Other countries/regions
West and central Africa
* The epidemic which began in 2003 is being curbed.
* In west and central Africa, the first area hit by the outbreak that originated
in Nigeria, only 5 cases have been reported (outside polio-endemic Nigeria and
Niger), in Cameroon, Chad and Mali. This is compared to 53 cases in 8 countries
for the same period in 2004.
* An analysis of the quality of polio campaigns in 2005 suggests very little
community resistance to vaccination. Rather, the primary reason for 'missed
children' remains operational issues, in particular relating to houses not
visited or re-visited during the activities.

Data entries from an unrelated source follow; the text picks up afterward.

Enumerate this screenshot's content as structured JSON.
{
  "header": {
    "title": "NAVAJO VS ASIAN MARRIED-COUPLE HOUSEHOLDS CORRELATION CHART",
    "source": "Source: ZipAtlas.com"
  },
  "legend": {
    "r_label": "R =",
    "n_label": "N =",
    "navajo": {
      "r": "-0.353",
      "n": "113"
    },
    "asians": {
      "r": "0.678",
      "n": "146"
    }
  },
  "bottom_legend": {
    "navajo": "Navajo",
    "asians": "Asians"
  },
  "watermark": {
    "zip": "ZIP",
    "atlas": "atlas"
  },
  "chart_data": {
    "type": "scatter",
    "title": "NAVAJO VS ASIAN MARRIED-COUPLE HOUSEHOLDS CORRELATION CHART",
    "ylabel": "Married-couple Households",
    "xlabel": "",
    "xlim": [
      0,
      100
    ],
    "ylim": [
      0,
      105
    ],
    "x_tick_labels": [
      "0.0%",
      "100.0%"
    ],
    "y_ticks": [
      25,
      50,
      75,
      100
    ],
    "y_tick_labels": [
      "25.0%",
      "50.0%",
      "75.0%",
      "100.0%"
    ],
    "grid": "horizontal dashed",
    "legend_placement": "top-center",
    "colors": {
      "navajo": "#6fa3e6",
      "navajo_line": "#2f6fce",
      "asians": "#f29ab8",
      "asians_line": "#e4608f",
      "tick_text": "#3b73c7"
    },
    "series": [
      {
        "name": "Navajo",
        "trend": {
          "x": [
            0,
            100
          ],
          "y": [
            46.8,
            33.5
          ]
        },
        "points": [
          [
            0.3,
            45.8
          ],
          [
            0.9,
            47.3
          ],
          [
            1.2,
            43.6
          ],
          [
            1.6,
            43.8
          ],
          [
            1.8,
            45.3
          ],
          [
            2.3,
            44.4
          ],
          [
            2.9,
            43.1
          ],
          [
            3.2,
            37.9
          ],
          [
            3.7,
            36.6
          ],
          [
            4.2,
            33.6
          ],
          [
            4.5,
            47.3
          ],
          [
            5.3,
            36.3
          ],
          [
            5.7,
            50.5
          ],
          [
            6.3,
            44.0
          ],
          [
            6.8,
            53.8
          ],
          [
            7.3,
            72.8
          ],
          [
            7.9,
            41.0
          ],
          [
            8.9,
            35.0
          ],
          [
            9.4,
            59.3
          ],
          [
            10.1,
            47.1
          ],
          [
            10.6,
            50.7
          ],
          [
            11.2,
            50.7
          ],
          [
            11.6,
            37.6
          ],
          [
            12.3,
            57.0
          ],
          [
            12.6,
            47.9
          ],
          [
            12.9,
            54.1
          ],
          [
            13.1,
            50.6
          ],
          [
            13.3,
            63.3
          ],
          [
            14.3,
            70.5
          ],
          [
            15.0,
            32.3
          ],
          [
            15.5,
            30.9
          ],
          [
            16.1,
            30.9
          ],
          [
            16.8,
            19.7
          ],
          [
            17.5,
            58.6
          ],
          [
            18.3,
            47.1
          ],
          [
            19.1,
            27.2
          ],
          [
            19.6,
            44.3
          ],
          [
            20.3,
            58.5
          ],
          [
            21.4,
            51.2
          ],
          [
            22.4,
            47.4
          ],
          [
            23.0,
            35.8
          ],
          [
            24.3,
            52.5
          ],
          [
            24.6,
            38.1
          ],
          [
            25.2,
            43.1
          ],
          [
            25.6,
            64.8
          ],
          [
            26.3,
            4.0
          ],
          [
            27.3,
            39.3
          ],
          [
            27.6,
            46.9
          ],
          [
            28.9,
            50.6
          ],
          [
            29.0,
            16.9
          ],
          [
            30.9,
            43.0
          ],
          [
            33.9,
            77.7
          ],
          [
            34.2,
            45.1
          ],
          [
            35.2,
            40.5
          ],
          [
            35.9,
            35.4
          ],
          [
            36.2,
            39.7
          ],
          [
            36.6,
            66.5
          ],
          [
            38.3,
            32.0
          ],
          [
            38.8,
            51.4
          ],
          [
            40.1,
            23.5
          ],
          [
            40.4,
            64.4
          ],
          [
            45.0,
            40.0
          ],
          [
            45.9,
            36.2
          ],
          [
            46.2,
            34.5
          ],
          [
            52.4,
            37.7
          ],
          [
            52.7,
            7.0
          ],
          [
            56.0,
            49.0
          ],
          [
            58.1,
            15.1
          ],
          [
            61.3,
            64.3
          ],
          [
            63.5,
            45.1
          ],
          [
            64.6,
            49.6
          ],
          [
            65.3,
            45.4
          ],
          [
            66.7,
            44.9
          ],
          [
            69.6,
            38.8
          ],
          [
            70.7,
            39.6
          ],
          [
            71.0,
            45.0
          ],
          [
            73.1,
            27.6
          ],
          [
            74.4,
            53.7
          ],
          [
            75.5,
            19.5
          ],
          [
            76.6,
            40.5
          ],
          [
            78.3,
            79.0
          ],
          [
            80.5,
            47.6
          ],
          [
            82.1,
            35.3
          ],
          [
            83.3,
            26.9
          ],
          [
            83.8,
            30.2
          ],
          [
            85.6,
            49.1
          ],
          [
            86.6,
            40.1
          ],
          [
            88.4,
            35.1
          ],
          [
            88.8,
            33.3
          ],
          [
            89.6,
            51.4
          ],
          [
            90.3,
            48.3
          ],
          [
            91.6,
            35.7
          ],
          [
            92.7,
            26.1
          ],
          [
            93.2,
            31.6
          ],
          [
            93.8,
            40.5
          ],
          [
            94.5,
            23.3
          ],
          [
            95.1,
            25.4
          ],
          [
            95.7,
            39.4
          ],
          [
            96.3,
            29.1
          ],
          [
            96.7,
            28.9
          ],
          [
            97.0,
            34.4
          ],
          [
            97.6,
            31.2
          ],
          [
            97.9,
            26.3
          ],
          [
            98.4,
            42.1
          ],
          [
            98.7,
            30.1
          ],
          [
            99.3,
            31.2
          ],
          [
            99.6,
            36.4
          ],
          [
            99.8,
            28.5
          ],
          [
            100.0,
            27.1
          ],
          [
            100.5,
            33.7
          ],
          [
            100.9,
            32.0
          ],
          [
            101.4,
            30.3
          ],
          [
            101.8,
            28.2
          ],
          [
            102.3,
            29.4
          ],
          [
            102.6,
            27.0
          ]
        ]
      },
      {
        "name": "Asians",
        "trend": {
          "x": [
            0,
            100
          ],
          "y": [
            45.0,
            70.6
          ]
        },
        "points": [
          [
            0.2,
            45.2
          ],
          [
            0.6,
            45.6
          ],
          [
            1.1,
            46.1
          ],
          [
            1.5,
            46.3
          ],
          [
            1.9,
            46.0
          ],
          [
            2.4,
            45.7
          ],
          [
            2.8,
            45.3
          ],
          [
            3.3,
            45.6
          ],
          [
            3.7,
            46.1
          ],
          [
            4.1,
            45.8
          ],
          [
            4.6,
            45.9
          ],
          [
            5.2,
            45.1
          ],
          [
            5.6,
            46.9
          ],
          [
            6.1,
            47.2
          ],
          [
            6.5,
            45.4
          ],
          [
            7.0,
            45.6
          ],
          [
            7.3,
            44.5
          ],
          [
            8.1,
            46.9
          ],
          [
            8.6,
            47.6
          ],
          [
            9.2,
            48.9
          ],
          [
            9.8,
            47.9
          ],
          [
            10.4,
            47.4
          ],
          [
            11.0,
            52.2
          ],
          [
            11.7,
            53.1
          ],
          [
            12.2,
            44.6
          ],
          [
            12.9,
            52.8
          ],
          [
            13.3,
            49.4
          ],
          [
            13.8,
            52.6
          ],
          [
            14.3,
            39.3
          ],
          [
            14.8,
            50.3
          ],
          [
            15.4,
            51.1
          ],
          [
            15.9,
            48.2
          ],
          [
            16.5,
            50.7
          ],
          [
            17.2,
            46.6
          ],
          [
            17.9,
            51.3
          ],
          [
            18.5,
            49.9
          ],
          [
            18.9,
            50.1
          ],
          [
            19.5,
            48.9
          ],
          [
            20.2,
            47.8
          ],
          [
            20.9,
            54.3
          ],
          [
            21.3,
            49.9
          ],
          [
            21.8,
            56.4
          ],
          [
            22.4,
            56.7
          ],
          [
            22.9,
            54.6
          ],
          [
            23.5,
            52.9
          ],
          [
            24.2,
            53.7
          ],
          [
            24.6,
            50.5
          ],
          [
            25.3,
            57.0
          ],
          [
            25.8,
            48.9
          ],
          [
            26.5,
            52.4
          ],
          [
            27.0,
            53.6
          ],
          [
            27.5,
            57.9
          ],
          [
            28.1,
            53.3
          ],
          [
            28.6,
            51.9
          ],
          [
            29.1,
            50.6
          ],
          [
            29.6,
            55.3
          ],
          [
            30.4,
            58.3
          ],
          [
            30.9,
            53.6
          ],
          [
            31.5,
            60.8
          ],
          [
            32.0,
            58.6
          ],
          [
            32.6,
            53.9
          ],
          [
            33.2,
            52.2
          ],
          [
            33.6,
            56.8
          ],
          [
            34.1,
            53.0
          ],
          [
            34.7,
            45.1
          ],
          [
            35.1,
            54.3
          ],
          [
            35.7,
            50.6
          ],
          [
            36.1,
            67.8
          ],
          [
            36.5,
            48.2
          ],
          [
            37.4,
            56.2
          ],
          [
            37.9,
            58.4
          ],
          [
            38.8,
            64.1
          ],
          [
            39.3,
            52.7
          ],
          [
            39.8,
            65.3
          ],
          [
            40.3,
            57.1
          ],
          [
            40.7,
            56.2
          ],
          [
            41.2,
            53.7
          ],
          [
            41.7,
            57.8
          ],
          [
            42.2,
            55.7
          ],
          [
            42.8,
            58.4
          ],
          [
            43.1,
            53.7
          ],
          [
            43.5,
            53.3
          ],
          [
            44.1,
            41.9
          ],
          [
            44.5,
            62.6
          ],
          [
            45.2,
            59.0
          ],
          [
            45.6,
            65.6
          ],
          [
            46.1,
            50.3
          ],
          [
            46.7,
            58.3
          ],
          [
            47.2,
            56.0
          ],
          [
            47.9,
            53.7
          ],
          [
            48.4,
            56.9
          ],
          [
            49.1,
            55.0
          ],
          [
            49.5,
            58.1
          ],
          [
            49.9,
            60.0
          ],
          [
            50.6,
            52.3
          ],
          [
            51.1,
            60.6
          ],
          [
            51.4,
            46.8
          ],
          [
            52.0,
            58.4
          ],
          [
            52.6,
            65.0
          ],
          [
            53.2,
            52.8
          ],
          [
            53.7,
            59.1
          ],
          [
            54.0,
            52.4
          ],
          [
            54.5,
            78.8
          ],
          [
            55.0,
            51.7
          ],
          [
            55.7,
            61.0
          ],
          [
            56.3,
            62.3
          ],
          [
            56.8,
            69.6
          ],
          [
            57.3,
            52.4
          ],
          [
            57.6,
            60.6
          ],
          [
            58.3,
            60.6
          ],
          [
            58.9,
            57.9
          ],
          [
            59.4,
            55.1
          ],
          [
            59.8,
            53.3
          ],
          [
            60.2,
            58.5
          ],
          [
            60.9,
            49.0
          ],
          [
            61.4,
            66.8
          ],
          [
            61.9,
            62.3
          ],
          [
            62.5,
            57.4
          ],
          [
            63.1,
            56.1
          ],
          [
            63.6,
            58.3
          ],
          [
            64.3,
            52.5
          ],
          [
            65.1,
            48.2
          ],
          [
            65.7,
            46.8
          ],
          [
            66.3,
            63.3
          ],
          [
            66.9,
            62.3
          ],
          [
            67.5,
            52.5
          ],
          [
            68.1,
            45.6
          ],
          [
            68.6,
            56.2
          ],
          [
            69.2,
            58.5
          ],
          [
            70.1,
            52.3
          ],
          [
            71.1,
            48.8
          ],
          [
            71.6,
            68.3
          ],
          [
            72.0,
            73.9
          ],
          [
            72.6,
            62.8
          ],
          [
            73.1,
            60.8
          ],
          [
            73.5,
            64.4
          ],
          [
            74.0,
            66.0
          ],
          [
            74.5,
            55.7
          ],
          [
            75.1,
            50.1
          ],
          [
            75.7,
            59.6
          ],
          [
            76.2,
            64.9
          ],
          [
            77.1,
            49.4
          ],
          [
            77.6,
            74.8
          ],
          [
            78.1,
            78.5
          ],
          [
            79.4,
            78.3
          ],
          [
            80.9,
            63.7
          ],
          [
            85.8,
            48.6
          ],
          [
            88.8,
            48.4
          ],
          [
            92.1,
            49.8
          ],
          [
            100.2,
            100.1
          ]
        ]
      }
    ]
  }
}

Ethiopia and Horn of Africa
* A case has been confirmed in Mogadishu, Somalia, with onset of paralysis on 12
July.
* In Ethiopia, the outbreak continues to geographically expand, with 15 cases
now confirmed, two of which are near the border with Somalia.
* In Eritrea, a case was confirmed with onset of paralysis on 23 April. The case
is genetically linked to a December virus from Sudan.
* A new series of immunization campaigns will be held across eight countries in
the region between September and November 2005.
Angola
* With 7 cases confirmed in Angola, the country held its second NIDs on 26
August. Anecdotal feedback from the campaign suggests varied quality from
province to province.
* With cases reported in Lunda Sul, close to the border with the Democratic
Republic of the Congo (DRC), risk of further spread into DRC remains high. A
mop-up campaign in DR Congo on the border region is being considered, to
synchronize with Angola.
Yemen
* Yemen accounts for 37% of all cases worldwide at end-August (458 of 1,219
global cases). However, epidemiological evidence demonstrates the epidemic is
being brought under control.
* On 21 August, Yemen conducted its third NIDs in response to the outbreak.
The state of polio eradication in 2005
* Commitment to polio eradication is at
its highest ever thanks to visible progress in the hardest endemic areas and
powerful new tools like monovalent oral polio vaccines.
* There are 6 countries with endemic polio (Nigeria, India, Pakistan, Niger,
Afghanistan and Egypt) and 10 countries which have been re-infected (Somalia,
Yemen, Indonesia, Sudan, Ethiopia, Angola, Mali, Cameroon, Chad and Eritrea).
* Success depends on reaching the groups of children that remain
under-immunized. In nearly every polio-infected country, these children are
poor, young and living in communities that receive little or no basic
healthcare.
* The greatest challenges to a polio-free world are:
1. Rapidly stopping polio transmission in the 6 remaining endemic countries
which continue to export virus into polio-free areas such as Angola and
Indonesia. Governments must be absolutely committed to overcoming remaining
obstacles, including insecurity and inadequate SIA quality, particularly in
Nigeria.
2. Ensuring multi-year pledges are in place for 2006-2008 activities. Most
notably, US$ 75 million must be made available by November 2005, for activities
in the first quarter of 2006.
3. Swift outbreak response and preventing further spread of polio into
polio-free countries.
More than the end of a disease is at stake. Polio
eradication would validate a US$ 4 billion, 17-year global investment and prove
the world can work together to reach a shared public health goal.